VIDRAÇA DE SOLIDÃO 

Depois da partida de Ari a vida, que já não estava sendo fácil, piorou mais ainda. Tornava-se, também chocha, sem nenhuma graça. Os filhos que já a visitavam tão pouco, revezavam-se burocraticamente. Vinha uma a cada mês e só para pagar a Maria e deixar o sortimento e os remédios para o mês.

Uma ou duas perguntas sobre como estava passando, se precisava de mais alguma coisa e já se preparavam para a partida. Sempre, nas pontas das línguas, uma desculpa de trabalho, de filhos, de maridos para irem embora. Queria sair, mas os joelhos duros, as pernas cansadas e a ladeira em frente, foram fazendo com que se fechasse.

Foi por esta época que redescobriu a janela azul. Tentou de todas as formas abri-la mas, emperrada pela falta de uso, recusava-se terminantemente a obedecer suas mãos. Ari, além de ter pavor de assaltantes, odiava as correntes de vento, enquanto ela as preferia sempre arreganhadas. A empregada também tentou algumas vezes e desistiu. Pediu para que Rosana - a mais acessível - mandasse um carpinteiro para resolver o problema. A filha sempre dizendo haver se esquecido, ou adiando a vinda do tal homem. Talvez tivesse herdado as raivas de ventos passíveis de provocar doenças e os horrores de ladrão do pai. Resignou-se, aos poucos, em ver o mundo pela vidraça suja.

Imaginava ser assim a tal da catarata. Tudo se tornando embaçado, como se constantes nuvens estivessem à frente daquilo que se queria mirar. Mais uma coisa a que se acostumou. A realidade assim vista, mesmo que não deixasse apreciar suas belezas, escondia, por outro lado, as suas feiuras. Mais um tempo, as manchas se adensando e o ver foi dando lugar à imaginação, o que lhe trazia umas alegrias. Encontrava pessoas queridas, o filho há tanto tempo morto, Ari chegando do trabalho com o embrulho de pão nas mãos, as filhas, aos gritos, correndo vindas da escola...

E havia até aqueles dias de visitar a infância e aí não estava mais naquela casa, diante da vidraça turva, mas em outra perdida em neblinas mais longínquas. A mãe, que nem conhecera, lhe aparecia e lhe fazia tranças nos cabelos a lhe dizer o quanto era linda. O pai, que lhe parecia tão austero, pondo-a no colo e lhe contando emocionantes histórias. A vida se refazia, ganhava cores, recuperava a graça.

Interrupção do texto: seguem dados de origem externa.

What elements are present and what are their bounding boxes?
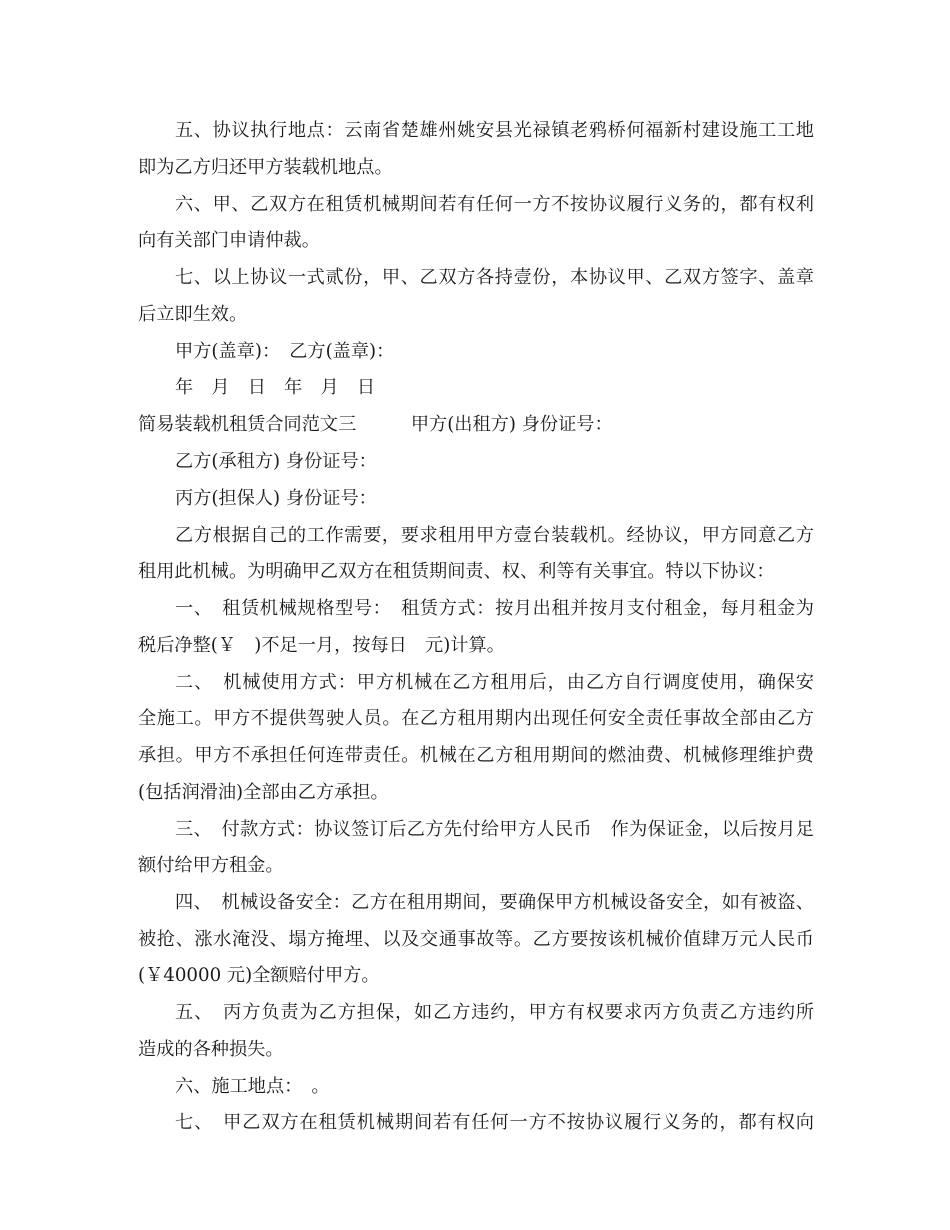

Um dia veio a bola. Chutada por algum menino da vizinhança, ela despedaçou o vidro indo descansar na cama, junto ao seu travesseiro. Nunca que a vieram reclamar, aqueles malditos. Maria ligou e Rosana se apressou, não em arrumar o carpinteiro, mas em resolver o problema causado pela bolada. No dia seguinte lá estava o vidraceiro e a janela, mesmo não abrindo de jeito nenhum, tornara-se nova.

Esperou que ele fosse embora e partiu para o seu posto de observação. Descobriu então que o mundo estava feio. A dura realidade mostrava as casas pobres do outro lado da rua. A favela mais ao fundo, o morro lá adiante e que um dia tinha sido verde, agora mais se parecia com um deserto. Mas isto não foi o pior. Ruim mesmo foi que o marido, seu filho falecido ainda menino, a mãe a lhe arrumar os cabelos e o pai a lhe contar histórias, nunca mais vieram.